В прихожей Носиков громоздилась старая обувь – последний реликт былой скудости, зато все остальное действительно потрясало, блеском, треском и отражением этого блеска и треска в зеркальных потолках. Носик был в застиранном, вытянутом свитере – тоже старая реликтовая привычка дома ходить лишь бы как – и щебетал что-то своим металлическим жестким голосом, а жена Носика подала на журнальный столик кофе и печенье. При этом ее лицо выражало одновременно два довольно противоречивых чувства – недовольство от появления Цыплаковой и в то же время нескрываемое ее над ней торжество. Впрочем, Цыплакова была не из тех, кто дает над собой торжествовать.

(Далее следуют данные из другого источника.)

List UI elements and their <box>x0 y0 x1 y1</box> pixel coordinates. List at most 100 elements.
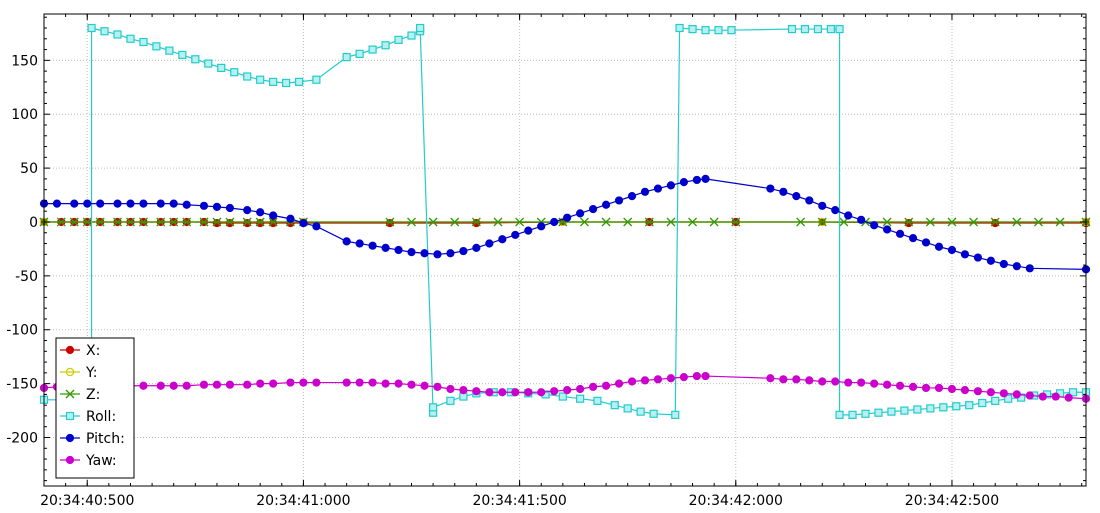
data-point-yaw <box>805 376 814 385</box>
data-point-pitch <box>407 248 416 257</box>
data-point-pitch <box>805 196 814 205</box>
y-tick-label: -50 <box>15 269 38 285</box>
data-point-yaw <box>908 382 918 391</box>
data-point-z-stroke <box>450 217 460 227</box>
data-point-roll <box>887 407 896 416</box>
data-point-roll <box>100 27 109 36</box>
data-point-z <box>428 217 438 227</box>
data-point-roll <box>87 23 96 33</box>
y-tick-label: 0 <box>29 215 38 231</box>
data-point-yaw <box>601 381 611 390</box>
legend-item-x: X: <box>60 343 100 359</box>
data-point-z <box>817 217 827 227</box>
data-point-pitch <box>766 184 775 193</box>
data-point-pitch <box>614 196 624 205</box>
data-point-z <box>82 217 92 227</box>
data-point-pitch <box>779 187 788 196</box>
data-point-roll <box>1004 394 1013 403</box>
data-point-roll <box>848 410 857 419</box>
data-point-x <box>243 218 252 228</box>
y-tick-label: -100 <box>6 323 38 339</box>
data-point-yaw <box>472 387 481 396</box>
data-point-pitch <box>831 206 840 215</box>
data-point-yaw <box>576 384 585 394</box>
legend-label: Pitch: <box>86 431 125 447</box>
data-point-pitch <box>550 217 559 227</box>
data-point-x <box>385 218 394 228</box>
data-point-yaw <box>459 385 468 395</box>
data-point-roll <box>800 24 810 34</box>
data-point-z-stroke <box>515 217 525 227</box>
data-point-z-stroke <box>969 217 979 227</box>
data-point-yaw <box>921 383 931 393</box>
data-point-roll <box>978 398 987 408</box>
data-point-z-stroke <box>169 217 179 227</box>
data-point-roll <box>727 26 736 35</box>
data-point-yaw <box>870 379 879 388</box>
data-point-roll <box>593 396 602 405</box>
data-point-z-stroke <box>113 217 122 227</box>
data-point-roll <box>813 24 823 34</box>
data-point-yaw <box>973 387 983 396</box>
data-point-pitch <box>870 221 879 230</box>
data-point-z-stroke <box>731 217 741 227</box>
data-point-roll <box>826 24 836 34</box>
data-point-z <box>666 217 676 227</box>
data-point-yaw <box>139 381 148 390</box>
data-point-z-stroke <box>904 217 914 227</box>
data-point-z-stroke <box>644 217 654 227</box>
data-point-yaw <box>766 374 775 383</box>
data-point-pitch <box>844 211 853 220</box>
data-point-z-stroke <box>255 217 265 227</box>
data-point-roll <box>688 24 697 34</box>
data-point-z <box>623 217 633 227</box>
data-point-yaw <box>394 379 403 388</box>
data-point-pitch <box>446 249 455 258</box>
data-point-pitch <box>679 178 689 187</box>
data-point-pitch <box>420 249 429 258</box>
data-point-pitch <box>973 253 983 262</box>
data-point-yaw <box>550 387 559 396</box>
data-point-pitch <box>70 199 79 208</box>
data-point-pitch <box>169 199 178 208</box>
data-point-z <box>126 217 135 227</box>
data-point-yaw <box>679 373 689 382</box>
data-point-z-stroke <box>471 217 481 227</box>
data-point-roll <box>965 401 974 410</box>
data-point-z <box>1012 217 1022 227</box>
data-point-pitch <box>199 201 209 210</box>
data-point-z-stroke <box>212 217 222 227</box>
data-point-roll <box>126 34 135 43</box>
data-point-roll <box>139 37 148 47</box>
data-point-z <box>493 217 503 227</box>
data-point-z-stroke <box>138 217 148 227</box>
data-point-z-stroke <box>95 217 105 227</box>
data-point-z <box>644 217 654 227</box>
data-point-z-stroke <box>56 217 66 227</box>
data-point-z <box>601 217 611 227</box>
data-point-yaw <box>256 379 265 388</box>
data-point-pitch <box>52 199 62 208</box>
data-point-pitch <box>1025 264 1034 273</box>
data-point-roll <box>165 46 174 55</box>
data-point-z-stroke <box>882 217 892 227</box>
data-point-roll <box>407 31 416 40</box>
data-point-roll <box>576 394 585 403</box>
data-point-pitch <box>818 201 827 210</box>
data-point-yaw <box>692 371 701 381</box>
data-point-pitch <box>381 243 390 252</box>
data-point-yaw <box>524 388 533 397</box>
data-point-z <box>242 217 252 227</box>
data-point-yaw <box>883 380 892 389</box>
data-point-yaw <box>342 378 351 387</box>
data-point-roll <box>675 23 684 33</box>
data-point-x <box>904 218 913 228</box>
data-point-yaw <box>1025 391 1034 400</box>
series-pitch <box>39 174 1091 274</box>
data-point-roll <box>939 403 948 412</box>
x-tick-label: 20:34:42:500 <box>905 493 999 509</box>
data-point-x <box>269 218 278 228</box>
data-point-z <box>471 217 481 227</box>
data-point-z-stroke <box>817 217 827 227</box>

Она удобно расположилась в кресле, положила ногу на ногу с таким расчетом, чтобы из разреза юбки выразительно, но не навязчиво выглядывало круглое, мясистое колено (расчет себя оправдал, Носик на это колено все поглядывал), и отпустила несколько снисходительных комплиментов по поводу обстановки – да, симпатично, да, впечатляет, напоминает один отель не то в Испании, не то в Италии, какой именно, трудно вспомнить, в памяти они все слились…
Жена Носика это проглотила молча, стерпела, только лицо чуть напряглось. Потом заговорили о Забелиной, и тут уже все сошлись и объединились в едином порыве – надо жить по средствам, нечего заглядывать в чужую тарелку. Кто и что ей должен? Вспомнили, как когда-то, еще в институте, она вечно стреляла сигареты. То у одного, то у другого. Никогда не покупала сама.
- Она всегда была такой, - жестко подвела итог жена Носика. – Почему тогда мы должны? Мы ничего не должны.
Вроде бы дела были сделаны – квартиру Цыплакова посмотрела, в отношении Забелиной позиция укрепилась, оставалось еще одно, самое… Она долго тянула время, топталась в прихожей, поддерживала разговор, словом, ждала момент… Где-то в глубине квартиры зазвонил телефон и порядком уставшая от Цыплаковой жена Носика помахала ручкой, сказала «пока» и вышла.
- Ну, я пойду… - потеплевшим голосом сказала Цыплакова и вильнула бедром в сторону Носика. Об острый бок Носика ее бедро чуть не порезалось, но Носик что-то сообразил, ее призыв был подхвачен…
- В четверг, - прошептал Носик поспешно, как будто только этого и ждал. – «Космос.» Номер четыре. В шесть.
Цыплакова возвращалась домой, как под хмельком.
«Ну, паскудник! Ну, сволочь! – думала она о Носике. – Номер! В «Космосе»! Ну, дрянь!»
Если уж честно, для этого она к Носикам и ходила, да, для этого… После черной измены Цыплакова, хоть, вроде, все и наладилось, Цыплакова места себе не находила. Душа ее ныла, томилась и даже как-то усыхала. И мрак, и холод вселенский обступали ее душу, и все удушливей с каждым новым днем и со всех сторон. Не старой она была еще, совсем не старой и довольно привлекательной, но чувствовала себя как бы столетней, не нужной никому, отжившей, отцветшей, преданной. И тут одна давняя, дальняя подруга, совсем дальняя, хорошо, что дальняя, с близкими откровенничать опасно, так вот та, дальняя, сказала – сама измени, тогда отпустит. Но с кем? И Цыплакова вспомнила про Носика, который всегда питал к ней особо плотские чувства и при виде ее не мог удержаться, чтобы не ущипнуть за бок. Такая измена была бы вдвое слаще, потому что Цыплаков Носика терпеть не мог.